On October 3, the United States Supreme Court declined to hear an appeal by ASCAP in which ASCAP sought to define the term “public performance” in Section 101 of the Copyright Act to include digital downloads of music from sites such as Yahoo! and RealNetworks.  The decision not to hear the case by the Supreme Court left intact a Second Circuit ruling holding that digital downloads are not “public performances.”

ASCAP is a non-profit membership organization that represents composers, songwriters, and lyricists in licensing non-dramatic public performances of their work.  Listen to Froggy 101?  That’s a non-dramatic performance.  Put “Ring of Fire” in a seemingly endless loop on the bar jukebox?  Also, a non-dramatic performance.  Got nosebleed seats to see The Boss?  You get the picture.

In United States v.
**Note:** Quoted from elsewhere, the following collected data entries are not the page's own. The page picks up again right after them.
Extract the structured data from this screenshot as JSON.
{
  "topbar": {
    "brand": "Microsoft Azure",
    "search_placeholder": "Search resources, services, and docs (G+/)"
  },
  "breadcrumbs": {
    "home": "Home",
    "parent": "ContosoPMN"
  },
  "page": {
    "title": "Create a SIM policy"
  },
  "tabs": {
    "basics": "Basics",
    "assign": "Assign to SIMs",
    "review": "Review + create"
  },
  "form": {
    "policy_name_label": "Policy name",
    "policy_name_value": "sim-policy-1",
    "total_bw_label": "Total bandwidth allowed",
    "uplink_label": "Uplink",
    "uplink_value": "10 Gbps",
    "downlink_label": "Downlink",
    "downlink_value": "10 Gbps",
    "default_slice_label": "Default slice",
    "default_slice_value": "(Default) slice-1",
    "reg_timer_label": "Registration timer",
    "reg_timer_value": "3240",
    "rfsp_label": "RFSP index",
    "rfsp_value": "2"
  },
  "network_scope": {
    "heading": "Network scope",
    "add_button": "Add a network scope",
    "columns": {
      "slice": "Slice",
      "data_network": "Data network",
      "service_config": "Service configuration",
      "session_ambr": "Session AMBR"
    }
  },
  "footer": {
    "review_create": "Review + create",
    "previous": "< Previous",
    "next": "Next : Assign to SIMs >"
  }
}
ASCAP, et al., ASCAP tried to expand the definition of public performance to include downloads of musical works.  Defining public performances to include downloads would create a new revenue stream for ASCAP’s members worth tens of millions of dollars.  Let’s look first at the definition of public performance under §101.

The Copyright Act defines a public performance in two parts:

(1) to perform or display it at a place open to the public or at any place where a substantial number of persons outside of a normal circle of a family and its social acquaintances is gathered; or
(2) to transmit or otherwise communicate a performance or display of the work to a place specified by clause (1) or to the public, by means of any device or process, whether the members of the public capable of receiving the performance or display receive it in the same place or in separate places and at the same time or at different times.

How do downloads fit in to this definition?  According to ASCAP, downloads “transmit or otherwise communicate a performance or display of the work.”  Seems logical.   However, let’s split the hair a little finer.  The definition calls for the transmission of a performance of the work.  Is the file downloaded by the user really a performance?  The Second Circuit said no.

To arrive at this holding, the Second Circuit drew an important contrast between song downloads and streaming.  In the latter, the music was heard by the user at the same time it was transmitted over the internet, much like a radio or television broadcast.  Hence, streaming clearly results in a public performance of the work.  By contrast, a download transfers a file to a computer and then the user listens to the file at his or her convenience.  Since the download does not immediately result in a broadcast of the work, there has been no public performance.